TORONTO — Homegrown hockey star P.K. Subban says he hopes to educate audiences and spark conversation with the new docuseries, “Black Life: A Canadian History.”
The Toronto-raised New Jersey Devils defenceman is an executive producer on the newly announced eight-part project, slated to air on CBC TV and CBC Gem in 2023.
Showrunner Leslie Norville of Studio 112 and Northwood Entertainment’s Miranda de Pencier recruited an illustrious team including former Governor General Michaëlle Jean and rapper-broadcaster Shad, who serve as cultural consultants.
Each one-hour episode will be helmed by a different Black Canadian director and explore 400 years of the Black experience in Canada.
Subban says he isn’t sure he’ll appear on camera for the project but feels his story is inherently part of it, “being from Canada as a Black hockey player, one of very few that have played the game and played it at a high level.”
He says the most important thing is that audiences learn from the series about the full history of Canada.
“I think that’s the toughest thing to do, is to be able to educate people that just don’t know any better, they don’t understand,” Subban said in an interview this week from New York.
“You can’t fault people for not understanding, but you can fault them for not wanting to learn, for not wanting to understand. So my role in this is to be a part of educating people on some of the things that have gone on in our country, that are going on, and make them aware of the things that we want to do to make our country better and continue to grow it.”
Norville, who splits her time between Toronto and New York, said the idea for the series stemmed from conversations with writer-filmmaker Nelson George about how a project on Black Canada was “long overdue.”
“Being born and raised in Canada, what we learned in school was that Canada was the end of the Underground Railroad but other than that, this was a safe haven for Black people, and we are around the world known as the nice and benevolent country where there’s no racism or any type of issues whatsoever,” she said.
Norville said she longed to create something that dug deeper and reflected the multitude of Black experiences in Canada. She pitched the idea to the CBC in November 2019 and the public broadcaster was immediately on board.
“It’s a very broad and deep and rich history that spans coast to coast and English-language Canada, French-speaking Canada, rural, urban, back to the 1700s through to today,” said Norville, an award-winning producer and alumnus of the prestigious Sundance Documentary Creative Producing Fellowship.
Norville wanted to partner with someone who had an established track record of making series in Canada, so George put her in touch with de Pencier, whose producing credits including the CBC show “Anne with an E” and the films “Beginners” and “The Grizzlies.”
George and Black Lives Matter Canada co-founder Sandy Hudson are the other executive producers on the series.
Norville said most of the creatives on the project are African Canadian, and the historians and consultants are all Black Canadians.
Norville wants the series to be “exciting, engaging and fascinating television to match the history.”
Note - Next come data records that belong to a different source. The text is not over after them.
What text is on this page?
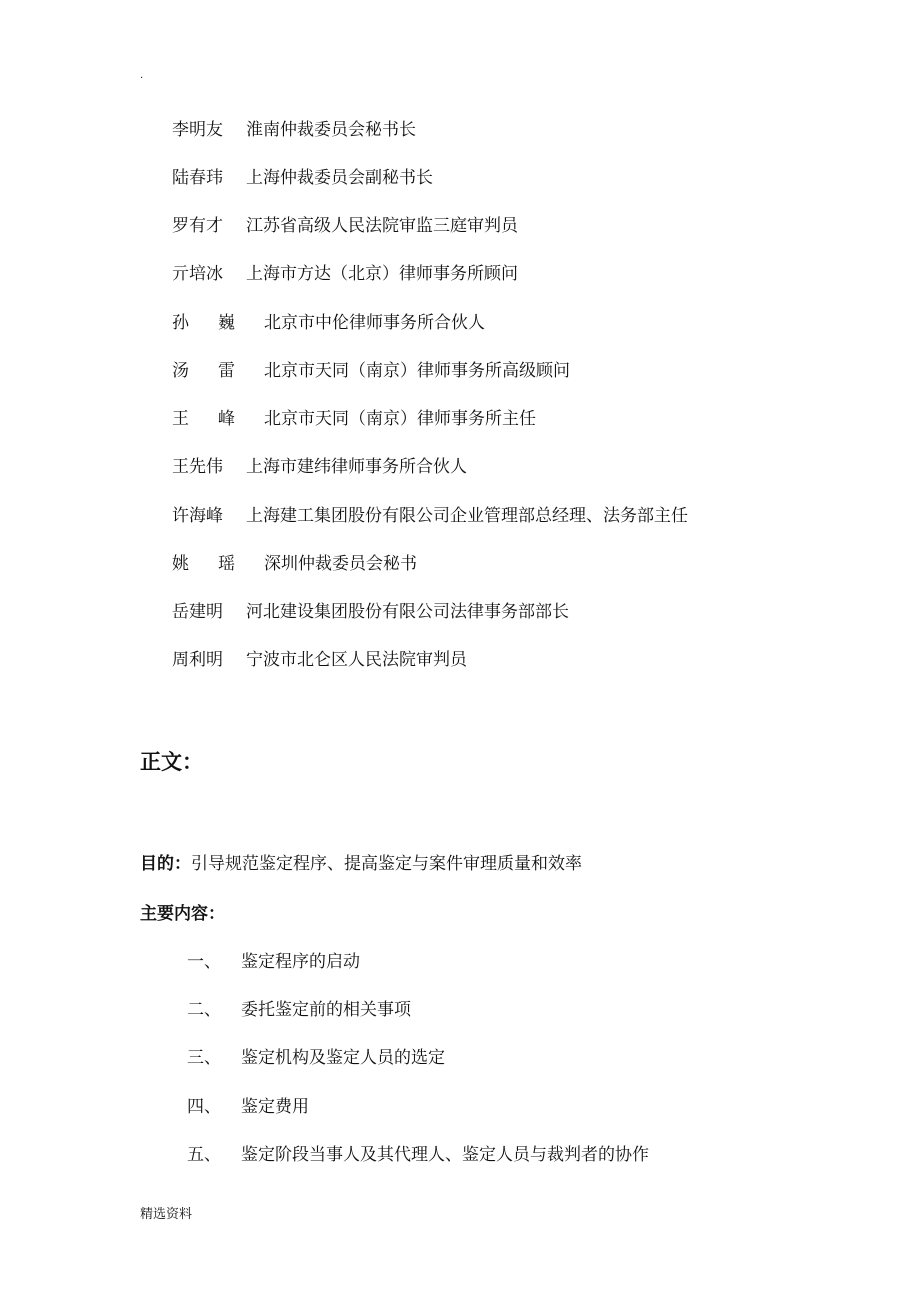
.
李明友 淮南仲裁委员会秘书长
陆春玮 上海仲裁委员会副秘书长
罗有才 江苏省高级人民法院审监三庭审判员
亓培冰 上海市方达（北京）律师事务所顾问
孙 巍 北京市中伦律师事务所合伙人
汤 雷 北京市天同（南京）律师事务所高级顾问
王 峰 北京市天同（南京）律师事务所主任
王先伟 上海市建纬律师事务所合伙人
许海峰 上海建工集团股份有限公司企业管理部总经理、法务部主任
姚 瑶 深圳仲裁委员会秘书
岳建明 河北建设集团股份有限公司法律事务部部长
周利明 宁波市北仑区人民法院审判员
正文：
目的：引导规范鉴定程序、提高鉴定与案件审理质量和效率
主要内容：
一、 鉴定程序的启动
二、 委托鉴定前的相关事项
三、 鉴定机构及鉴定人员的选定
四、 鉴定费用
五、 鉴定阶段当事人及其代理人、鉴定人员与裁判者的协作
精选资料
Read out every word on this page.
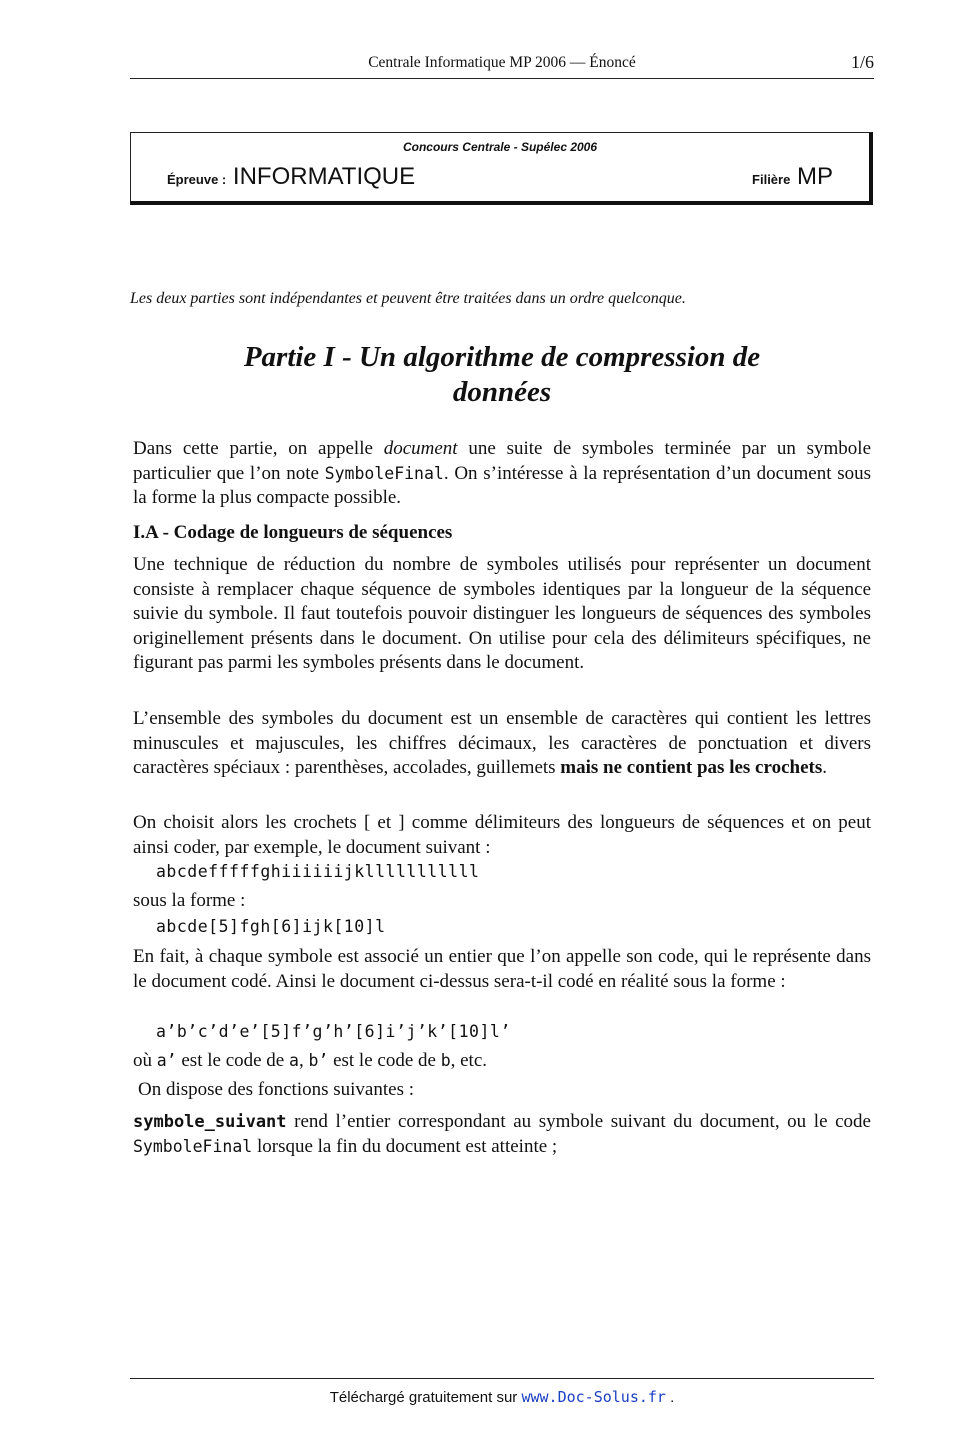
Centrale Informatique MP 2006 — Énoncé	1/6
Concours Centrale - Supélec 2006
Épreuve : INFORMATIQUE	Filière MP
Les deux parties sont indépendantes et peuvent être traitées dans un ordre quelconque.
Partie I - Un algorithme de compression de
données
Dans cette partie, on appelle document une suite de symboles terminée par un symbole particulier que l’on note SymboleFinal. On s’intéresse à la représentation d’un document sous la forme la plus compacte possible.
I.A - Codage de longueurs de séquences
Une technique de réduction du nombre de symboles utilisés pour représenter un document consiste à remplacer chaque séquence de symboles identiques par la longueur de la séquence suivie du symbole. Il faut toutefois pouvoir distinguer les longueurs de séquences des symboles originellement présents dans le document. On utilise pour cela des délimiteurs spécifiques, ne figurant pas parmi les symboles présents dans le document.
L’ensemble des symboles du document est un ensemble de caractères qui contient les lettres minuscules et majuscules, les chiffres décimaux, les caractères de ponctuation et divers caractères spéciaux : parenthèses, accolades, guillemets mais ne contient pas les crochets.
On choisit alors les crochets [ et ] comme délimiteurs des longueurs de séquences et on peut ainsi coder, par exemple, le document suivant :
abcdefffffghiiiiiijklllllllllll
sous la forme :
abcde[5]fgh[6]ijk[10]l
En fait, à chaque symbole est associé un entier que l’on appelle son code, qui le représente dans le document codé. Ainsi le document ci-dessus sera-t-il codé en réalité sous la forme :
a’b’c’d’e’[5]f’g’h’[6]i’j’k’[10]l’
où a’ est le code de a, b’ est le code de b, etc.
On dispose des fonctions suivantes :
symbole_suivant rend l’entier correspondant au symbole suivant du document, ou le code SymboleFinal lorsque la fin du document est atteinte ;
Téléchargé gratuitement sur www.Doc-Solus.fr .
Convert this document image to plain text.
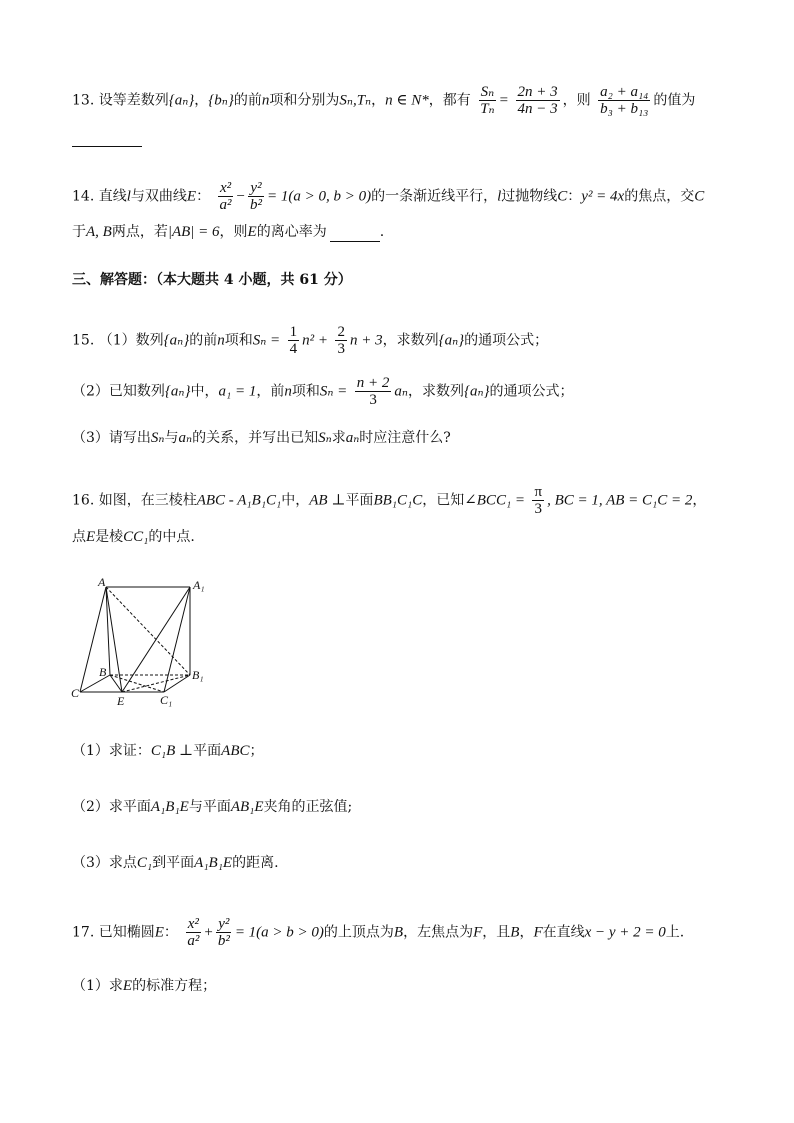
13. 设等差数列{aₙ}，{bₙ}的前n项和分别为Sₙ,Tₙ，n ∈ N*，都有 $\frac{\text{Sₙ}}{\text{Tₙ}} = \frac{2n + 3}{4n - 3}$ ，则 $\frac{\text{a₂ + a₁₄}}{\text{b₃ + b₁₃}}$ 的值为
14. 直线l与双曲线E： $\frac{\text{x²}}{\text{a²}} - \frac{\text{y²}}{\text{b²}} = 1(a > 0$, b > 0)的一条渐近线平行，l过抛物线C：y² = 4x的焦点，交C
于A, B两点，若|AB| = 6，则E的离心率为	.
三、解答题：（本大题共 4 小题，共 61 分）
15. （1）数列{aₙ}的前n项和$S_n = \frac{1}{4} n^2 + \frac{2}{3}$ n + 3，求数列{aₙ}的通项公式；
（2）已知数列{aₙ}中，a₁ = 1，前n项和$S_n = \frac{n + 2}{3}$ aₙ，求数列{aₙ}的通项公式；
（3）请写出Sₙ与aₙ的关系，并写出已知Sₙ求aₙ时应注意什么?
16. 如图，在三棱柱ABC - A₁B₁C₁中，AB ⊥平面BB₁C₁C，已知∠BCC₁ = $\frac{\pi}{3}$ , BC = 1, AB = C₁C = 2，
点E是棱CC₁的中点.
A	A₁
B	B₁
C	C₁
E
（1）求证：C₁B ⊥平面ABC；
（2）求平面A₁B₁E与平面AB₁E夹角的正弦值;
（3）求点C₁到平面A₁B₁E的距离.
17. 已知椭圆E： $\frac{\text{x²}}{\text{a²}} + \frac{\text{y²}}{\text{b²}} = 1(a > b > 0)$的上顶点为B，左焦点为F，且B，F在直线x − y + 2 = 0上.
（1）求E的标准方程；
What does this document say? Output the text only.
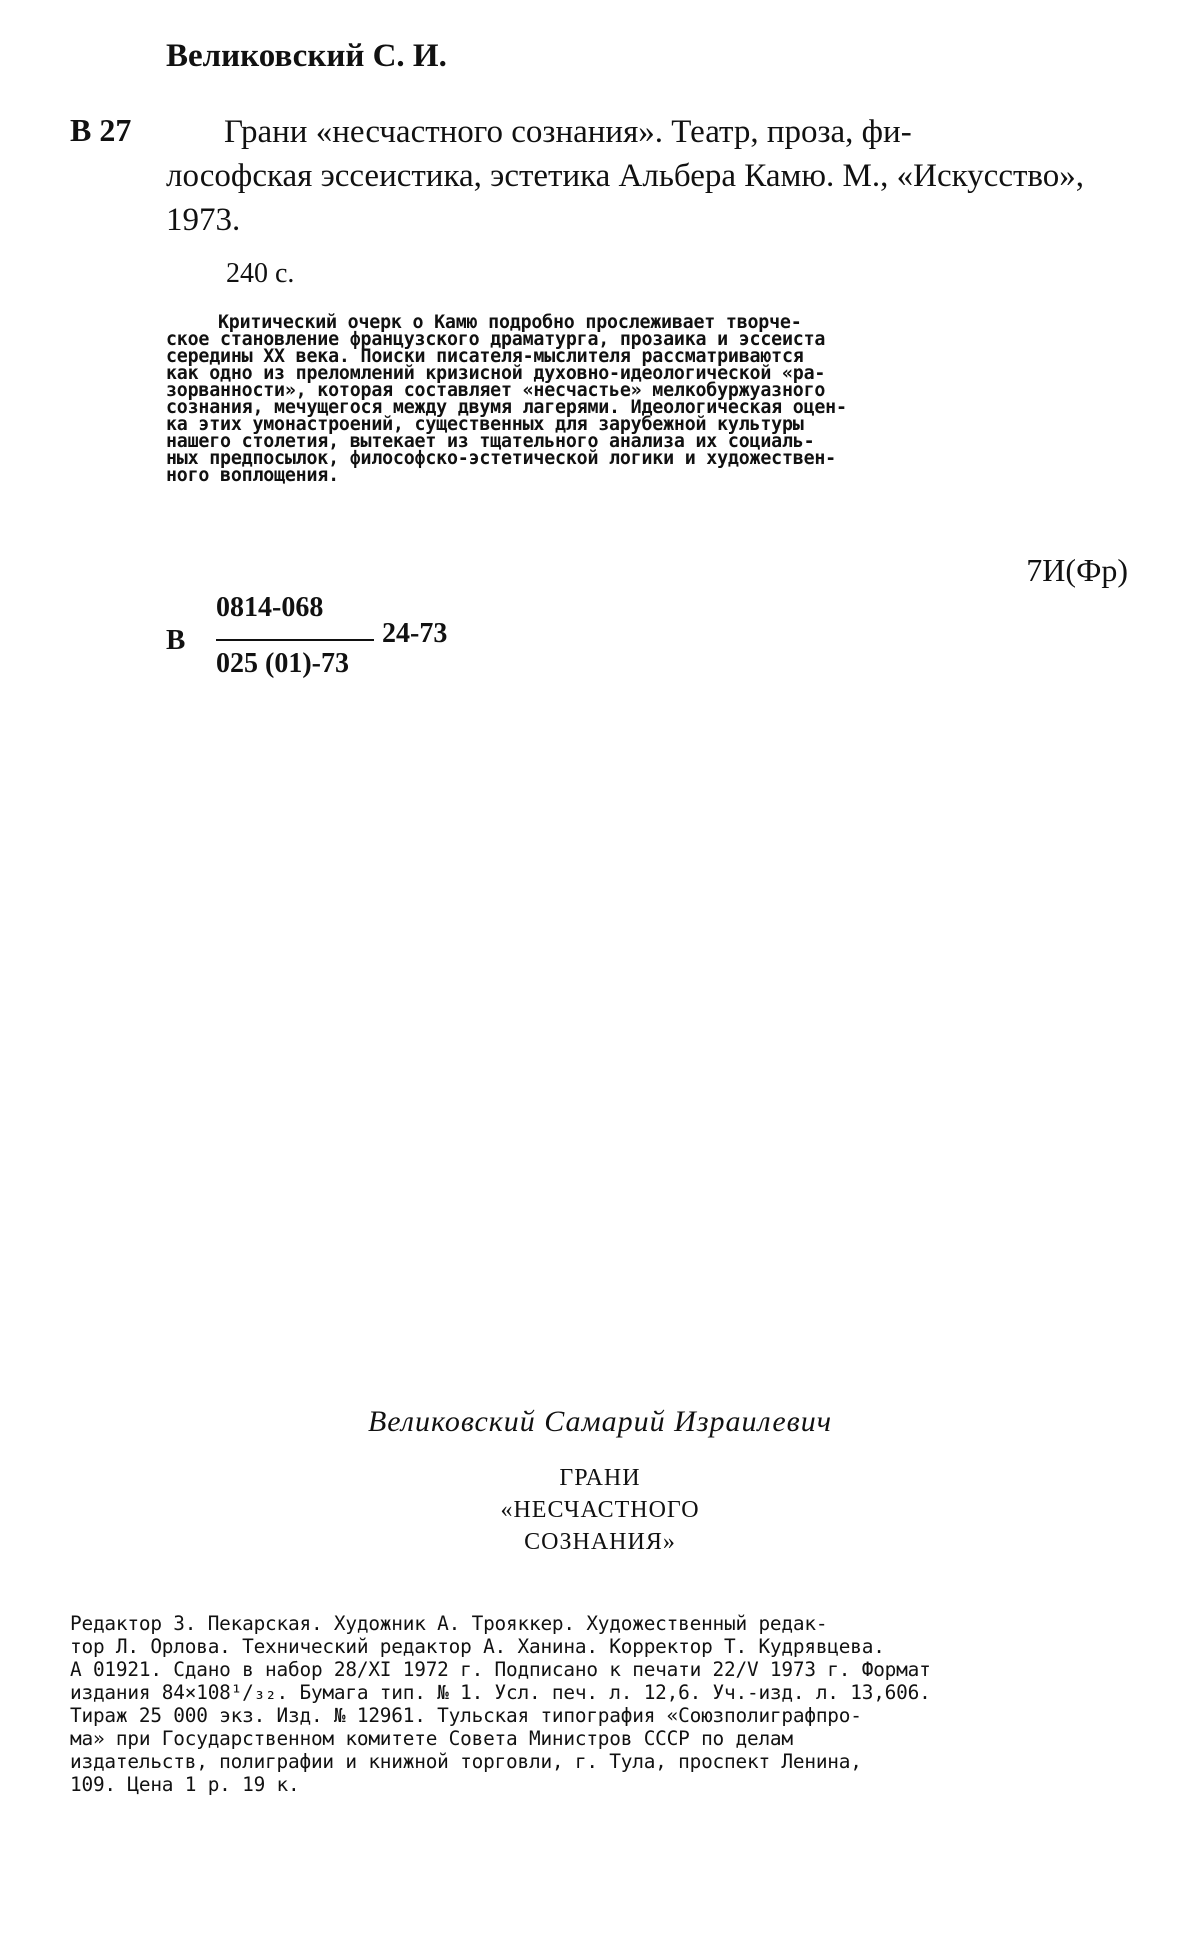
Великовский С. И.
В 27	Грани «несчастного сознания». Театр, проза, фи-
лософская эссеистика, эстетика Альбера Камю. М., «Искусство», 1973.
240 с.
Критический очерк о Камю подробно прослеживает творче-
ское становление французского драматурга, прозаика и эссеиста
середины XX века. Поиски писателя-мыслителя рассматриваются
как одно из преломлений кризисной духовно-идеологической «ра-
зорванности», которая составляет «несчастье» мелкобуржуазного
сознания, мечущегося между двумя лагерями. Идеологическая оцен-
ка этих умонастроений, существенных для зарубежной культуры
нашего столетия, вытекает из тщательного анализа их социаль-
ных предпосылок, философско-эстетической логики и художествен-
ного воплощения.
7И(Фр)
В
0814-068
24-73
025 (01)-73
Великовский Самарий Израилевич
ГРАНИ
«НЕСЧАСТНОГО
СОЗНАНИЯ»
Редактор З. Пекарская. Художник А. Трояккер. Художественный редак-
тор Л. Орлова. Технический редактор А. Ханина. Корректор Т. Кудрявцева.
А 01921. Сдано в набор 28/XI 1972 г. Подписано к печати 22/V 1973 г. Формат
издания 84×108¹/₃₂. Бумага тип. № 1. Усл. печ. л. 12,6. Уч.-изд. л. 13,606.
Тираж 25 000 экз. Изд. № 12961. Тульская типография «Союзполиграфпро-
ма» при Государственном комитете Совета Министров СССР по делам
издательств, полиграфии и книжной торговли, г. Тула, проспект Ленина,
109. Цена 1 р. 19 к.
“We don’t want this to be a dry and boring kind of ‘Black Canada’s Greatest Hits,'” she said. “We want to look at this in a very nuanced way.”
Subban called the project an “actionable item” on the road to racial reckoning.
“All I can do is do my part, do as much as I can do to keep it moving forward, and everybody has to do that,” said the former Montreal Canadiens player.
“But we also need people that don’t look like me to keep it moving forward.”
Subban is working on “Black Life” through his company Ugly Duck Productions, launched in 2019.
Asked if this signals a bigger push into producing film and TV, he said he wants to do more as an athlete and have a greater impact “than just being on the ice.”
“Maybe it becomes ‘PK the politician.’ Who knows? Why not, right?” the 32-year-old said with a smile, noting he still has “a lot of work to do” in hockey and still hopes to win a Stanley Cup.
“I have some unfinished business to do here. And then once that’s finished for me, whenever that is, then I can look to other things. But right now, I want to focus on that, and while I’m playing I’m able to do projects like this.”